A letter corroborating that Nazi-era writer H. Powys Greenwood was 'John Custance', author of a 1951 book on his own personal experiences of madness

by Stephen Hewitt | Published 30 June 2021 | Last updated 8 August 2021

About 16 lines of handwriting in blue ink with about 4 or 5 words per line on unlined white paper.
Fig 1. The first page of a handwritten letter including the words “a copy of a rather strange book I am publishing under the pseudonym of ‘John Custance’”. The printed heading reads “WHITSBURY HOUSE, FORDINGBRIDGE. STATION, BREAMORE, S.R. TELEGRAM & TELEPHONE, ROCKBOURNE 225”. (Map)

The photographs here show a handwritten letter and a compliment slip which I found by chance in the pages of a copy of a book Wisdom, Madness and Folly: the Philosophy of a Lunatic by John Custance (1951).

The letter includes the words ...“a copy of a rather strange book I am publishing with the pseudonym of John Custance. The reasons for anonymity are obvious; the book is primarily the record of the abnormal experiences of mental trouble and an attempt to make sense of them.” (Fig 1.)

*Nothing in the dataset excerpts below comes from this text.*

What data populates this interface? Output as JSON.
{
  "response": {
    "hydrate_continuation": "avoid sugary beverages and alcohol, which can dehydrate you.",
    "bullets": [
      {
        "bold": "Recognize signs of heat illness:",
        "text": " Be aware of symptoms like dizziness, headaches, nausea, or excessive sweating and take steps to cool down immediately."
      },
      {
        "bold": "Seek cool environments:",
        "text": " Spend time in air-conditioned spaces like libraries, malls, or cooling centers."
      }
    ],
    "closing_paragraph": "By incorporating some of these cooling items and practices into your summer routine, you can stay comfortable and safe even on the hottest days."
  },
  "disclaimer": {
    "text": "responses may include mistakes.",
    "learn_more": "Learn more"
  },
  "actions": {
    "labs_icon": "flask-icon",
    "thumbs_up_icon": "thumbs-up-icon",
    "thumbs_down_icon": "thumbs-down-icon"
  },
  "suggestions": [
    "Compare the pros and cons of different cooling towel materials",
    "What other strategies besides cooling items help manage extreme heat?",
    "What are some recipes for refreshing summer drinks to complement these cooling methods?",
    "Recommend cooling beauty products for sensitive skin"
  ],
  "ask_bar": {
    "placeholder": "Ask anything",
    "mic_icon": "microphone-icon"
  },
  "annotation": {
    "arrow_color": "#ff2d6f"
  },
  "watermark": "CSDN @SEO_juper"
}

The signature looks like “H. Powys Greenwood”. (Fig 2.)

The letter is undated, but the compliment slip found with it reads “With the Author's Compliments To be published on Friday, May 11th, 1951”. (Fig 3.)

Gail Hornstein, Professor of Psychology at Mount Holyoke College, USA, revealed the identity of John Custance as “Harry Powys Greenwood” in her book Agnes's Jacket a psychologists search for the meanings of madness.

The letter corroborates items in her book. She wrote:

I burst out laughing when I realize how thinly he'd disguised his real identity. Wichbury House turns out to be Whitsbury House, a place that is, as Custance says, quite near the Wiltshire-Hampshire border. The village he calls Braeless is really Braemore; the larger town nearby that he calls Ford is Fordingbridge.

In 17 pages, two chapters, Gail Hornstein reported her investigations into John Custance, which included dining at Whitsbury House with his son, Hugh Powys Greenwood, and his son's wife, Sylvia. Sylvia told her that she had typed the manuscripts for the Custance books from his longhand drafts.

A few years after publication of Wisdom, Madness and Folly, the name 'John Custance' was used as the name of the main protagonist in a 1956 work of dystopian fiction The Death of Grass by John Christopher.

handwriting in blue ink with about 4 or 5 words per line on unlined white paper.
Fig 2. The second page of the letter written on the back of the same notepaper and showing the signature. The first part of the signature is clearly “H. Powys” and the remainder, less clearly, “Greenwood”.
A printed compliment slip reading “With the Author's Compliments To be published on Friday, May 11th, 1951”, found in the book with the letter.